Peter Stojanović

Personal information
- Date of birth: 8 March 1990 (age 36)
- Place of birth: Ljubljana, SFR Yugoslavia
- Height: 1.88 m (6 ft 2 in)
- Position: Midfielder

Team information
- Current team: WSG Radenthein

Youth career
- 0000–2008: Slovan
- 2009: Celje

Senior career*
- Years: Team / Apps / (Gls)
- 2008–2009: Celje / 9 / (0)
- 2009: → Zagorje (loan) / 8 / (0)
- 2010–2011: Olimpija Ljubljana / 29 / (0)
- 2010: → Šentjur (loan) / 9 / (0)
- 2011: Koper / 4 / (0)
- 2012: Šport Podbrezová
- 2012: Bežanija / 9 / (0)
- 2013: Krka / 6 / (0)
- 2013–2014: Šamorín / 19 / (1)
- 2014: Brinje / 10 / (5)
- 2015–2016: Nußdorf/Debant / 39 / (23)
- 2016–2019: Union Lind / 86 / (32)
- 2019–2020: SV Sachsenburg / 13 / (1)
- 2020–2023: Union Lind / 81 / (30)
- 2024–: WSG Radenthein / 0 / (0)

International career
- 2009: Slovenia U19 / 4 / (0)

= Peter Stojanović =

Slovenian footballer

Peter Stojanović (born 8 March 1990) is a Slovenian footballer who plays as a midfielder for Austrian club WSG Radenthein.

==Club career==
Born in Ljubljana, back then still within Yugoslavia, Stojanović played with ND Slovan as a youth player. In 2008, he signed with Celje. After spending the first season on loan with Zagorje in the Slovenian Second League, he returned to Celje and made his debut in the Slovenian PrvaLiga in 2009. During the winter break of the 2009–10 season, he moved to Olimpija Ljubljana.

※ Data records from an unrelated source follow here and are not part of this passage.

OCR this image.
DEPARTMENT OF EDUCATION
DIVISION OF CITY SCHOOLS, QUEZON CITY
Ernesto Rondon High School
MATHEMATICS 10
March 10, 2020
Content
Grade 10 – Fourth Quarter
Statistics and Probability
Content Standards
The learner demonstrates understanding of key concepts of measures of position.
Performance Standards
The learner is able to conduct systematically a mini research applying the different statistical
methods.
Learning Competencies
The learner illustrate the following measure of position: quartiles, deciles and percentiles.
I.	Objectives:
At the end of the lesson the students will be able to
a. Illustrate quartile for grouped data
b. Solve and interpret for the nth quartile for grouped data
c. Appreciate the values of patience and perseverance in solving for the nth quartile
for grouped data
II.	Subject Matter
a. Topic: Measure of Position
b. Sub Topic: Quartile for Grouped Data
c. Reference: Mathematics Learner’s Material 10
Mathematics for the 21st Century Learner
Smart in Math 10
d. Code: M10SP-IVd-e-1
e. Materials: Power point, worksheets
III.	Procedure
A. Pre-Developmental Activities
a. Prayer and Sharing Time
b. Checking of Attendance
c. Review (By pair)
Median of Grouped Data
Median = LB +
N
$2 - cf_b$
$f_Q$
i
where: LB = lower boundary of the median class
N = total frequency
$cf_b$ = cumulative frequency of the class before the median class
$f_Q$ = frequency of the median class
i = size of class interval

In summer 2011, he moved to another Slovenian top division club, Koper, but at the end of the first half of the season he moved abroad and joined Slovak Second League club ŽP Šport Podbrezová. In summer 2012 he signed with Serbian First League club FK Bežanija.

He then played with FC ŠTK 1914 Šamorín in the Slovak Second League. Next he had spells with Austrian lower league clubs Nußdorf/Debant and Union Lind, before returning to Slovenia where he signed with futsal team FC Ivančna Gorica.

==International career==
In 2009, he made four appearances for Slovenia U19, making his debut on 24 March 2009 against Hungary.